Arthrose – Der Ernährungsplan

Ein gesunder Ernährungsplan kann sich sehr positiv auf Ihre Arthrose auswirken. Genauso kann eine ungesunde Ernährung Ihre Gelenkgesundheit sehr negativ beeinflussen, ja sie kann sogar eine Mitursache Ihrer Arthrose sein.

In Studien hat sich längst gezeigt, dass ungesund essende Menschen eher an Arthrose erkranken als Gesundheitsbewusste (2013) und dass eine gesunde vegetarische Ernährung die Arthrose wieder bessern kann (2015). Auch weiss man, dass die Gefahr, eine Arthrose zu entwickeln, umso wahrscheinlicher ist, je weniger Vitamin C man isst. Und im Jahr 2001 hat eine Studie bereits ergeben, dass eine vegane und glutenfreie Ernährung bei Gelenkerkrankungen entzündungshemmende und damit lindernde Wirkung hat.

Ernährungsplan bei Arthrose – Die Kriterien

Ein Ernährungsplan bei Arthrose sollte die folgenden Kriterien erfüllen:
 

  • Vorwiegend vegan, denn tierische Lebensmittel enthalten u. a. die entzündungsfördernde Arachidonsäure
  • Vorwiegend glutenfrei, was den Darm entlastet und entzündungshemmend wirken kann
  • Vitalstoffreich und vollwertig, damit die Gelenke bzw. Knorpel mit allen erforderlichen Bau- und Schutzstoffen versorgt werden können
  • Basenüberschüssig, da eine chronische Übersäuerung zu den Mitursachen der Arthrose gehört
  • Antioxidantienreich, da Antioxidantien entzündungshemmend wirken und die Knorpel vor Schäden schützen
  • Darmfreundlich, denn nur mit einem gesunden Darm können Heilprozesse einsetzen und erfolgreich verlaufen
  • Frei von schädlichen Nahrungsmitteln und Genussgiften wie Alkohol, Zucker, Auszugsmehlen, ungesunden Fetten usw.
     

Zusätzlich erreichen Sie bei Übergewicht mit dieser Ernährungsform Ihr Normalgewicht, so dass schon allein aus diesem Grund die Gelenke massiv entlastet werden. Fettzellen produzieren überdies ständig entzündungsfördernde Stoffe, die Ihre Gelenkschmerzen immer wieder neu anfachen.
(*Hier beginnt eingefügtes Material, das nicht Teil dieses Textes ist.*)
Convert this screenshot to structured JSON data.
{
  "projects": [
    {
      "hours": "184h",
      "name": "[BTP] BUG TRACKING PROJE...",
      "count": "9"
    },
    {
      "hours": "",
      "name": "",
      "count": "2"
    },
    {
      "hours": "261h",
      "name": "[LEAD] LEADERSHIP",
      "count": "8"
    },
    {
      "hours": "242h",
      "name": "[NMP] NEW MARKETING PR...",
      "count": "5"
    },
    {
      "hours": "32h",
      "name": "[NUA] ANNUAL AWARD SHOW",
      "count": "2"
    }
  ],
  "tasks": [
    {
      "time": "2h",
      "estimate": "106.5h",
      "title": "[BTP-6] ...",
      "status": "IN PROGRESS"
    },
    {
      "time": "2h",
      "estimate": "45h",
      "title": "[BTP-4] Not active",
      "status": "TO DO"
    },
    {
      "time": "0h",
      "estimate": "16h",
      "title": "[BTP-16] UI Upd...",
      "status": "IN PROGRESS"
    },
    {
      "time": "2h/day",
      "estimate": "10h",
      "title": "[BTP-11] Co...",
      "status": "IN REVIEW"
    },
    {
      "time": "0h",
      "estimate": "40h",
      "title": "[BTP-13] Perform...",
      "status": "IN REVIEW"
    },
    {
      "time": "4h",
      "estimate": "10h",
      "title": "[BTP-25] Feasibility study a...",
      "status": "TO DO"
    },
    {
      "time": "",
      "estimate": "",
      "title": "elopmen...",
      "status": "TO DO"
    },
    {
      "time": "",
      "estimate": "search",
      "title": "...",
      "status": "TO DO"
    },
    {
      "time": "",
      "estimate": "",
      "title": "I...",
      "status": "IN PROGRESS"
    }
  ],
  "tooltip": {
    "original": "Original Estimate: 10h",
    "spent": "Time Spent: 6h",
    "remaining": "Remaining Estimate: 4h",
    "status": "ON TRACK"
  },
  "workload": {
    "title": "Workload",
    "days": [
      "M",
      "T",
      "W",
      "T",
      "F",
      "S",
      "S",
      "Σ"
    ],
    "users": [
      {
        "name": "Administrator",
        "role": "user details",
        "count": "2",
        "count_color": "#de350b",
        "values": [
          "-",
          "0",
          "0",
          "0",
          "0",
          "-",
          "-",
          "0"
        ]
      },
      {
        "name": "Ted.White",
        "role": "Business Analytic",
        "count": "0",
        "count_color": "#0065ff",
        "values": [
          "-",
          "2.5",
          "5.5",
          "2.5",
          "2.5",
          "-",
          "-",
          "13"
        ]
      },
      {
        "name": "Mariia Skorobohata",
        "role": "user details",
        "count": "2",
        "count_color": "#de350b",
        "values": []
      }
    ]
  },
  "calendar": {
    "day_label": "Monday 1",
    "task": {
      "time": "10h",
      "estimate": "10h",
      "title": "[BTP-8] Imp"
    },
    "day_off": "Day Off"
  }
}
Ernährungsplan bei Arthrose – Die Grundlagen

Damit Sie besser mit untenstehendem Ernährungsplan zurecht kommen, möchten wir Ihnen zunächst die Grundlagen erklären:

Das richtige Trinken 

Morgens befindet sich der Organismus in der Ausscheidungs- und Entgiftungsphase. Sie können diesen Prozess sehr gut unterstützen und fördern, wenn Sie 20 – 30 Minuten vor dem Frühstück ein Glas Wasser oder Basentee trinken. Wenn Sie sich für Wasser entscheiden, so kann dieses gerne auch warm sein. Sie können auch 1 – 2 EL frisch gepressten Zitronensaft dazu geben.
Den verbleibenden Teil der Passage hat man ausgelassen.